Kolonien von Bakterien und sozialen Amöben formieren sich zu eindrucksvollen Mustern, die an komplexe Gebilde der unbelebten Natur erinnern.


Im Laufe der vergangenen Jahrzehnte haben die Physiker allmählich verstanden, wie sich die Gestalt einer Schneeflocke oder einer Flamme herausbildet, als Beispiele für Musterbildung in der unbelebten Natur. Betrachten wir einmal das Wachstum einer Eisblume – die meist eher die Gestalt eines Farnblatts hat – an einem kalten Fenster. Wassermoleküle auf der Glasscheibe kollidieren bei ihrem zufallsbestimmten Zickzackkurs gelegentlich mit dem eisigen Gebilde und bleiben haften. Da sie mit einer höheren Wahrscheinlichkeit auf die herausragenden Konturen der Farnstruktur treffen und sich dort festsetzen, wachsen die Spitzen gewöhnlich stärker als andere Bereiche und bilden eine Reihe von Ästchen aus. Die Wahrscheinlichkeit, daß sich ein Wassermolekül an einer bestimmten Stelle festsetzt, wird zudem durch die Orientierung bereits vorhandener Eismoleküle beeinflußt. Alles in allem wächst so von selbst eine komplizierte kristalline Struktur heran.

Das Verblüffende ist, daß auch Mikroorganismen in ihren Kolonien unter Umständen Muster ausbilden, die denen der unbelebten Welt nicht selten zum Verwechseln ähnlich sehen. Die Kolonien freilich können noch komplexere Formen annehmen – weil Leben als Würze mit im Spiel ist. Überlebensfördernde Mustertypen haben dabei zweifellos den Vorzug.

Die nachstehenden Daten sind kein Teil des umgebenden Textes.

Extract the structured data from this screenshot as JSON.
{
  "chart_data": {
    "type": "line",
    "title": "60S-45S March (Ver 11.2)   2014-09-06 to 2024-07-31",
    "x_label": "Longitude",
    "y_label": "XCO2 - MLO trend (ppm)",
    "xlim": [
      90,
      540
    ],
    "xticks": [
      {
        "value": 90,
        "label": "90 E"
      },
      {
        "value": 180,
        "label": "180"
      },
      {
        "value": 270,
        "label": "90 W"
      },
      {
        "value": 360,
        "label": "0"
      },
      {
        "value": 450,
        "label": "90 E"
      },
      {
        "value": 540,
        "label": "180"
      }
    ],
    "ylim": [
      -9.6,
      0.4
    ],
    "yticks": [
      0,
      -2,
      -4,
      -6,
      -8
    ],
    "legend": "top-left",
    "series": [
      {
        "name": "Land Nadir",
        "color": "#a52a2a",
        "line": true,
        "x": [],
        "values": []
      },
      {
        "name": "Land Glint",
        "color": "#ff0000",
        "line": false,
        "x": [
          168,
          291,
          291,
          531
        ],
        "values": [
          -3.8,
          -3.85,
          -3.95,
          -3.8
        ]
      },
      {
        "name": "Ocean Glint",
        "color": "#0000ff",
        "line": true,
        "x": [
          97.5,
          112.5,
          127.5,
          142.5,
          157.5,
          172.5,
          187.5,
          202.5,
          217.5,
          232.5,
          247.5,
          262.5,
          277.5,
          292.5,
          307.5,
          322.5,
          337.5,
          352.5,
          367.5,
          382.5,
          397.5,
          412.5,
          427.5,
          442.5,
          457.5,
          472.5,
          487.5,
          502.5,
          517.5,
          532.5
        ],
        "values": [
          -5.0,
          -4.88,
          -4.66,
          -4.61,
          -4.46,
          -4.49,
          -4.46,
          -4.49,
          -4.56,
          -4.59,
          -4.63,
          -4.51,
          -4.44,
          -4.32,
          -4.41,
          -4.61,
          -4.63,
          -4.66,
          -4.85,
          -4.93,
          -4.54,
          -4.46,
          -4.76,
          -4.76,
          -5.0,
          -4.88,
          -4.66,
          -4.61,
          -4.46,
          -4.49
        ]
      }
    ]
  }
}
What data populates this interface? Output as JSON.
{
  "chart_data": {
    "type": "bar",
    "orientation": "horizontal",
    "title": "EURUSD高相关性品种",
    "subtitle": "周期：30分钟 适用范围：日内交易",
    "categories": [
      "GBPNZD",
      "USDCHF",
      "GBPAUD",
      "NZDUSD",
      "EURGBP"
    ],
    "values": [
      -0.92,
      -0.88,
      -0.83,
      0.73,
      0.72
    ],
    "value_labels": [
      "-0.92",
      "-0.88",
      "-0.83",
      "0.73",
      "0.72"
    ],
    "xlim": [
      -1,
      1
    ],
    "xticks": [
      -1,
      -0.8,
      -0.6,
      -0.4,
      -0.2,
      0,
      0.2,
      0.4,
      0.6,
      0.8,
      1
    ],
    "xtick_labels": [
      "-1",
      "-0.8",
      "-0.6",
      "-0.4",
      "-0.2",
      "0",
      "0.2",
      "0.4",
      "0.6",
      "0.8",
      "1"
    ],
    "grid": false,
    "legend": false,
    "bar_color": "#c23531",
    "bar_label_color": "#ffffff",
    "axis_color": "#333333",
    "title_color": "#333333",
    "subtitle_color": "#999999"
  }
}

Ein optisch eindrucksvolles Beispiel bietet Bacillus subtilis, der sogenannte Heubazillus; wie Mitsugu Matsushita von der Chou-Universität in Tokio und seine Mitarbeiter Ende der achtziger Jahre zeigten, bilden die Kolonien Verzweigungsmuster aus, wenn man sie auf nährstoffarmem, ziemlich festem Agar kultiviert. (Dieser wird aus Meeresalgen gewonnen und ähnelt äußerlich Gelatine.) Ihr Wachstum folgt dann weitgehend dem Eisblumen-Prinzip.

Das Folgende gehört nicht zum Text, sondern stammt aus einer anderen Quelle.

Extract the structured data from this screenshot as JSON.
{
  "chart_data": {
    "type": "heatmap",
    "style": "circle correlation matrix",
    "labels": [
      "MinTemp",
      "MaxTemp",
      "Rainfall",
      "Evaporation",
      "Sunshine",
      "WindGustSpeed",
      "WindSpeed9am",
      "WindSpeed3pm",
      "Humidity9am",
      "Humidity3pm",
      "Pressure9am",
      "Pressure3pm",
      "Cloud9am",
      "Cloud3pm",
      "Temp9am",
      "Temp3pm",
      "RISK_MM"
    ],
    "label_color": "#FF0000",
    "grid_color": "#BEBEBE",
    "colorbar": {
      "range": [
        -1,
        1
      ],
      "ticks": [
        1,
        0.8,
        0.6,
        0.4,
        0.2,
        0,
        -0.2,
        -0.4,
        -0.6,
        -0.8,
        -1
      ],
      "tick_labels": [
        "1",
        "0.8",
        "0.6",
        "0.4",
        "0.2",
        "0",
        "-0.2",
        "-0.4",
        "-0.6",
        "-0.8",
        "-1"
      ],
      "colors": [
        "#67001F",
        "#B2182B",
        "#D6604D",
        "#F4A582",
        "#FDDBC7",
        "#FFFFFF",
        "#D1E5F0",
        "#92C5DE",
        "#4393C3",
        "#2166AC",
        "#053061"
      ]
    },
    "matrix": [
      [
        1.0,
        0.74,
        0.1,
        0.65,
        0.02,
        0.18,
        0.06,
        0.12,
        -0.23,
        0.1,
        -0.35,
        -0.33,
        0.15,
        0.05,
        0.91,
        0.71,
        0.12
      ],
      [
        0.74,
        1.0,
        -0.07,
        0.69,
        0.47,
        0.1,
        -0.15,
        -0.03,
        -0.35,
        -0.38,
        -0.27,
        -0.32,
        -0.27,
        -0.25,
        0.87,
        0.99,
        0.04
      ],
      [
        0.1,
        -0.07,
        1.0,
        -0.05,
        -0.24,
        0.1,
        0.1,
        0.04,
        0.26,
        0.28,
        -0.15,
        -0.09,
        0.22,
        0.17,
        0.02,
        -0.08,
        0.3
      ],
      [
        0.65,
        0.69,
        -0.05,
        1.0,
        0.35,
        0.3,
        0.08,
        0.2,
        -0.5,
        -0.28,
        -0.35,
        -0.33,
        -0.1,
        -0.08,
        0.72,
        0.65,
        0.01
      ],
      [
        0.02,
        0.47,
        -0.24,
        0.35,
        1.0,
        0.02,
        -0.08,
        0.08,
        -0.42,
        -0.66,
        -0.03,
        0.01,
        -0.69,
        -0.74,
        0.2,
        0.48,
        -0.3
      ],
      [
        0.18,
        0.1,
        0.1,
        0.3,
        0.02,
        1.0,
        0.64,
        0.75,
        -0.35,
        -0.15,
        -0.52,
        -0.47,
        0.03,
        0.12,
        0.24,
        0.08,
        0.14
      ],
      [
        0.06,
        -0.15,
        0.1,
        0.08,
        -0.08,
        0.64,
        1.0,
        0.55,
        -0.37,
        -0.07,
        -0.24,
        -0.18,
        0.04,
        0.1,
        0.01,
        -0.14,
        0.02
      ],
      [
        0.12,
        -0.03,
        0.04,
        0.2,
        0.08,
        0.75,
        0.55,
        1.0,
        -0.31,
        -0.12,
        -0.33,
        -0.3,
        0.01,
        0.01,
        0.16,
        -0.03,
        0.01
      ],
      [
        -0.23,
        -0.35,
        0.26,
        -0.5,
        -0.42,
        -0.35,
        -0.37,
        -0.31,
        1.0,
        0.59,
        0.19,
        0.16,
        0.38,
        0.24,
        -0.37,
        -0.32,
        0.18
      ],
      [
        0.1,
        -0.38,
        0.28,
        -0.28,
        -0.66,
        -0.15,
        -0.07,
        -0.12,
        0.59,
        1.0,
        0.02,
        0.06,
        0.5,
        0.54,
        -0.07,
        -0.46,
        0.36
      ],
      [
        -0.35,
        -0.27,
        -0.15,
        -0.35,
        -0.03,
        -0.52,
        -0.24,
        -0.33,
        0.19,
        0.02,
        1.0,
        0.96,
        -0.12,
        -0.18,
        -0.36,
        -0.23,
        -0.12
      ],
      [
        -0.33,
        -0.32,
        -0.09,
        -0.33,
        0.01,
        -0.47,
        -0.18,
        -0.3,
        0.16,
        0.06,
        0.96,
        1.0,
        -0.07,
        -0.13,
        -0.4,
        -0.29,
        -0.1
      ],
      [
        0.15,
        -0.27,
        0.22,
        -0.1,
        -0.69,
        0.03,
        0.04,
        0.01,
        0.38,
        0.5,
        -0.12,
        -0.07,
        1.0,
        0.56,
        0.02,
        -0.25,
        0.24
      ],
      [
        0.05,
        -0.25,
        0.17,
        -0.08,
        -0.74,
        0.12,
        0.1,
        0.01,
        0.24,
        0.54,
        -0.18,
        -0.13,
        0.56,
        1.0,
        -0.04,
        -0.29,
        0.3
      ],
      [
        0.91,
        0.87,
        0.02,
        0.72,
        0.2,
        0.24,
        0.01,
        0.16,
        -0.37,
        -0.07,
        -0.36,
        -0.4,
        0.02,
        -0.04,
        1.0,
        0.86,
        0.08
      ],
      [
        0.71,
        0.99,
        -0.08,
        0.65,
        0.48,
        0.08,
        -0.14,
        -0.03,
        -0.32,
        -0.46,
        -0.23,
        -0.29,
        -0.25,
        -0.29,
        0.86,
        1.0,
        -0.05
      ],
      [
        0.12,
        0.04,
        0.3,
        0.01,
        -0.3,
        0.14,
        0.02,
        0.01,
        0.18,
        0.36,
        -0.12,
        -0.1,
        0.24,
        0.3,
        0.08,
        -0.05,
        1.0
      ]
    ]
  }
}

Man stelle sich dazu den Extremfall eines so harten Agars vor, daß die im Prinzip bewegungsfähigen Bakterien sich nicht von der Stelle rühren können. Die Nährstoffmoleküle wandern jedoch frei durch das Gel und treffen bei ihrer Brownschen Taumelbewegung mit höherer Wahrscheinlichkeit auf jene Bakterien, die ein wenig über den Rand der Kolonie hinausragen. Die besser versorgten Organismen wachsen und teilen sich, sobald sie doppelte Ausgangslänge erreicht haben. So verlängert sich die kleine Ausbeulung allmählich zu einem Ausläufer. Im Normalfall bewegen sich zudem die einzelnen Zellen aktiv auf Regionen höherer Nährstoffkonzentration zu: Sie streben ein Stück über die Spitze des Ausläufers hinaus und treiben dadurch sein Wachstum weiter voran (Bild 2).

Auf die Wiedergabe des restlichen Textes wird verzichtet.